A CT scan shows a lung containing a massive pulmonary embolism, the white area marked with a star.

That night, her parents took her to Huron Valley-Sinai Hospital in Commerce Township where doctors had been trained to look for pulmonary embolism. After a blood test showed Sauls had inflammation in her body, the doctors investigated further.

“Once they found that pulmonary embolism, they said we are taking her by ambulance, lights and sirens blaring, down to Heart Hospital,” Erin Sauls, Katy’s mother, recalled. “I was so scared.

“The surgeon (Elder) told us after the surgery that if we had not taken her to the hospital that night she would not have survived the night.”

‘Lack of attention’

Approximately 900,000 cases of thromboembolism occur annually in the United States, according to the federal Centers for Disease Control and Prevention. Elder said about a third of those result in pulmonary embolism. Causes of the condition can range from genetics to the after-effects of surgery or an injury, to something as simple as sitting too long on an airplane.

Pulmonary embolism causes between 180,000 and 200,000 U.S. deaths a year, and is the most common cause of in-hospital cardiovascular death, said Dr. Kenny Rosenfield, section head for vascular medicine and intervention with the Division of Cardiology at Massachusetts General Hospital and president of the PERT Consortium.

“There has been a lack of recognition of the magnitude of this problem, and lack of attention to it,” Rosenfield said. “This is the third leading cardiovascular cause of death, right behind stroke and heart attack, so it’s very common.”

“... And yet where we’ve reduced the mortality for heart attack and stroke some 30 percent or more over the last couple of decades, we have not made virtually any impact on pulmonary embolism.”

The lack of focus on pulmonary embolism is particularly discouraging in light of it being one of the most preventable and treatable cardiovascular diseases, Rosenfield noted. But awareness in increasing as the PERT Consortium has attracted doctors from as far away as China, Argentina, Uganda and the Netherlands, he added.
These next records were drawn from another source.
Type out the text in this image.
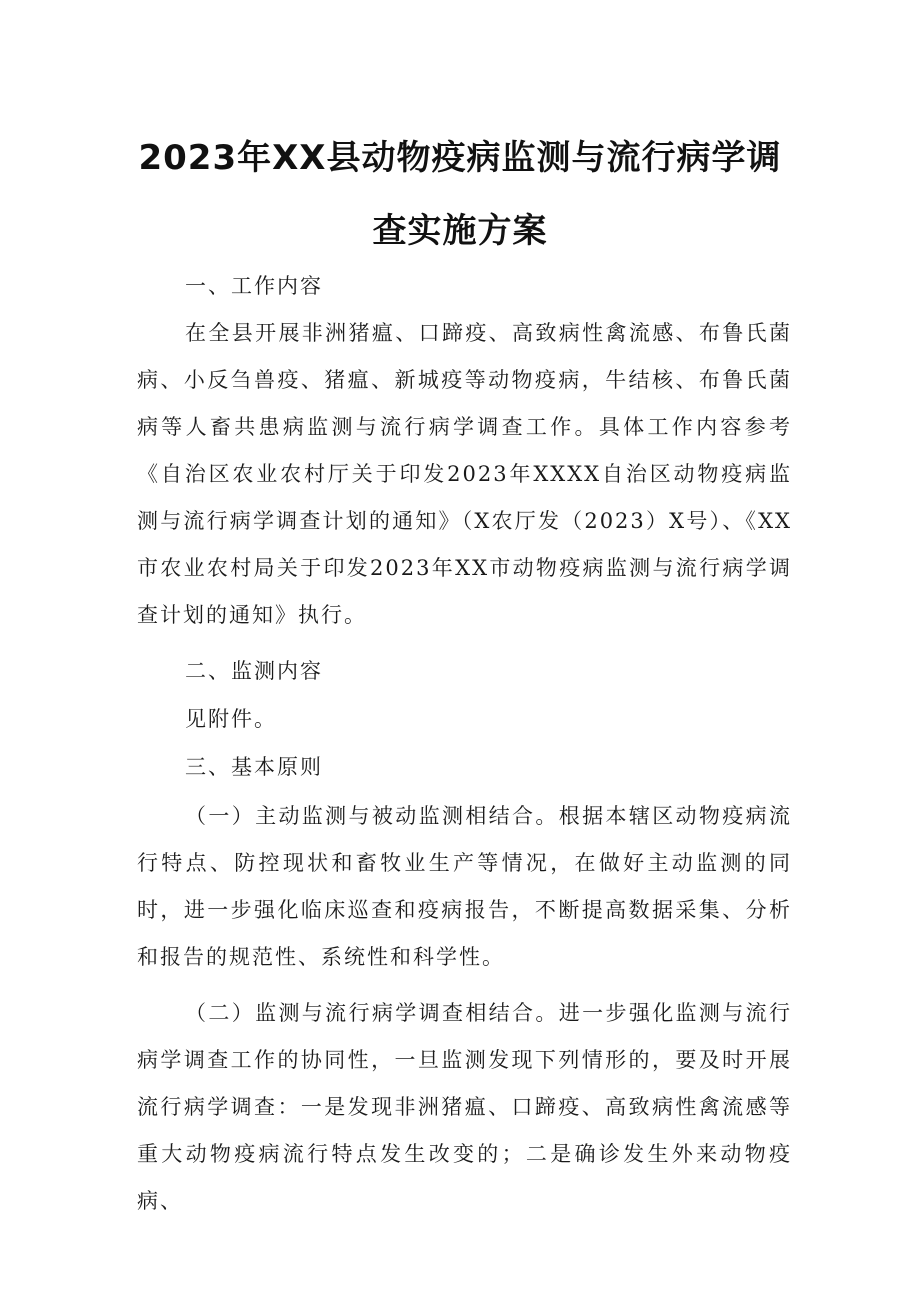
2023年XX县动物疫病监测与流行病学调
查实施方案

一、工作内容

在全县开展非洲猪瘟、口蹄疫、高致病性禽流感、布鲁氏菌病、小反刍兽疫、猪瘟、新城疫等动物疫病，牛结核、布鲁氏菌病等人畜共患病监测与流行病学调查工作。具体工作内容参考《自治区农业农村厅关于印发2023年XXXX自治区动物疫病监测与流行病学调查计划的通知》（X农厅发（2023）X号）、《XX市农业农村局关于印发2023年XX市动物疫病监测与流行病学调查计划的通知》执行。

二、监测内容

见附件。

三、基本原则

（一）主动监测与被动监测相结合。根据本辖区动物疫病流行特点、防控现状和畜牧业生产等情况，在做好主动监测的同时，进一步强化临床巡查和疫病报告，不断提高数据采集、分析和报告的规范性、系统性和科学性。

（二）监测与流行病学调查相结合。进一步强化监测与流行病学调查工作的协同性，一旦监测发现下列情形的，要及时开展流行病学调查：一是发现非洲猪瘟、口蹄疫、高致病性禽流感等重大动物疫病流行特点发生改变的；二是确诊发生外来动物疫病、
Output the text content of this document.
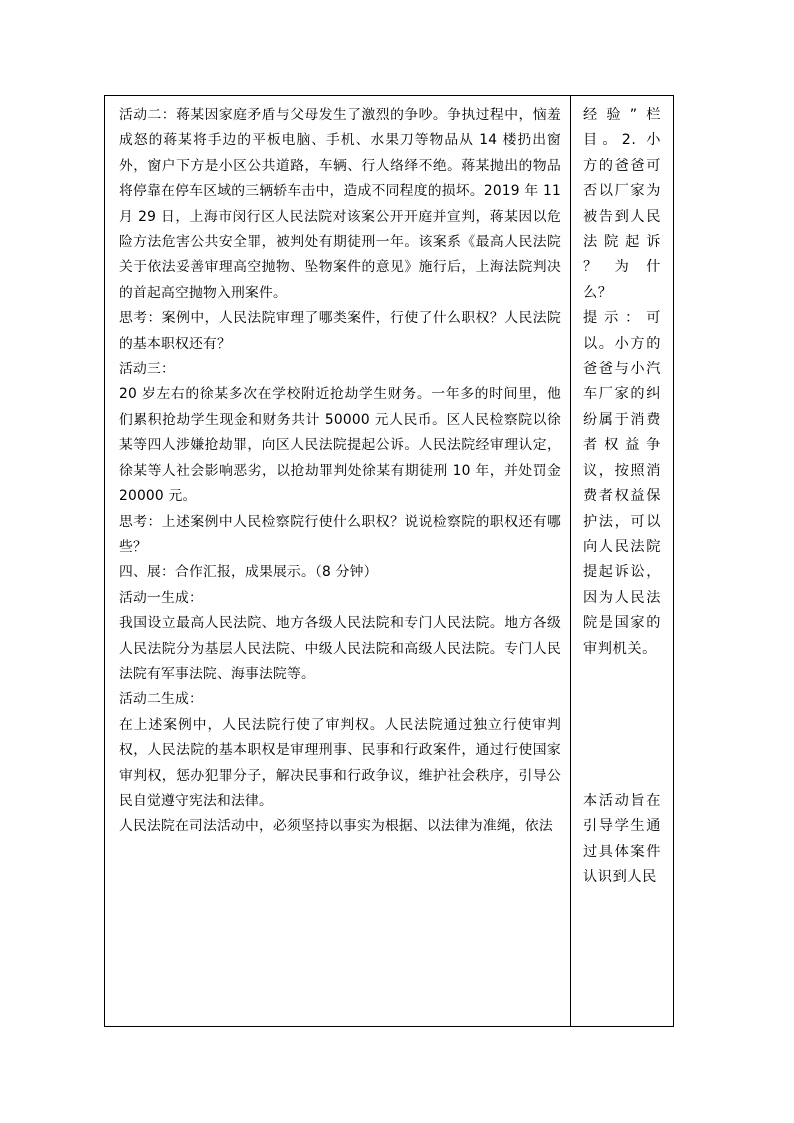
活动二：蒋某因家庭矛盾与父母发生了激烈的争吵。争执过程中，恼羞成怒的蒋某将手边的平板电脑、手机、水果刀等物品从 14 楼扔出窗外，窗户下方是小区公共道路，车辆、行人络绎不绝。蒋某抛出的物品将停靠在停车区域的三辆轿车击中，造成不同程度的损坏。2019 年 11 月 29 日，上海市闵行区人民法院对该案公开开庭并宣判，蒋某因以危险方法危害公共安全罪，被判处有期徒刑一年。该案系《最高人民法院关于依法妥善审理高空抛物、坠物案件的意见》施行后，上海法院判决的首起高空抛物入刑案件。

思考：案例中，人民法院审理了哪类案件，行使了什么职权？人民法院的基本职权还有？

活动三：

20 岁左右的徐某多次在学校附近抢劫学生财务。一年多的时间里，他们累积抢劫学生现金和财务共计 50000 元人民币。区人民检察院以徐某等四人涉嫌抢劫罪，向区人民法院提起公诉。人民法院经审理认定，徐某等人社会影响恶劣，以抢劫罪判处徐某有期徒刑 10 年，并处罚金 20000 元。

思考：上述案例中人民检察院行使什么职权？说说检察院的职权还有哪些？

四、展：合作汇报，成果展示。（8 分钟）

活动一生成：

我国设立最高人民法院、地方各级人民法院和专门人民法院。地方各级人民法院分为基层人民法院、中级人民法院和高级人民法院。专门人民法院有军事法院、海事法院等。

活动二生成：

在上述案例中，人民法院行使了审判权。人民法院通过独立行使审判权，人民法院的基本职权是审理刑事、民事和行政案件，通过行使国家审判权，惩办犯罪分子，解决民事和行政争议，维护社会秩序，引导公民自觉遵守宪法和法律。

人民法院在司法活动中，必须坚持以事实为根据、以法律为准绳，依法

经验”栏目。2. 小方的爸爸可否以厂家为被告到人民法院起诉 ？ 为 什么？

提示：可以。小方的爸爸与小汽车厂家的纠纷属于消费者权益争议，按照消费者权益保护法，可以向人民法院提起诉讼，因为人民法院是国家的审判机关。

本活动旨在引导学生通过具体案件认识到人民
Elder has pioneered development of several new technologies for treatment of pulmonary embolism, Rosenfield noted. Innovative cardiac catheterization procedures, such as the one used on Katy Sauls, are saving patients considered too unstable to survive surgery.

In Sauls’ case, Elder used an ultrasound machine called an Ekos to pulse clot-busting medications into the pulmonary embolism. While clot-dissolving medications can cause bleeding in other parts of the body, placing the patient at risk of a stroke, the Ekos allowed Elder to deliver a fraction of the usual dose exactly where it needed to go, reducing the risk of that complication.

Elder talked about saving the life of a 12-year-old boy recently. Because of heightened awareness of pulmonary embolism, doctors at DMC Children’s Hospital diagnosed the condition quickly and called PERT for help.

“He had a condition, sickle cell, which is common in the city of Detroit, and that progressed to a clot that he developed and went to his lungs,” Elder said. “Hats off to Children’s Hospital, they were very good at catching it, and catching it early.”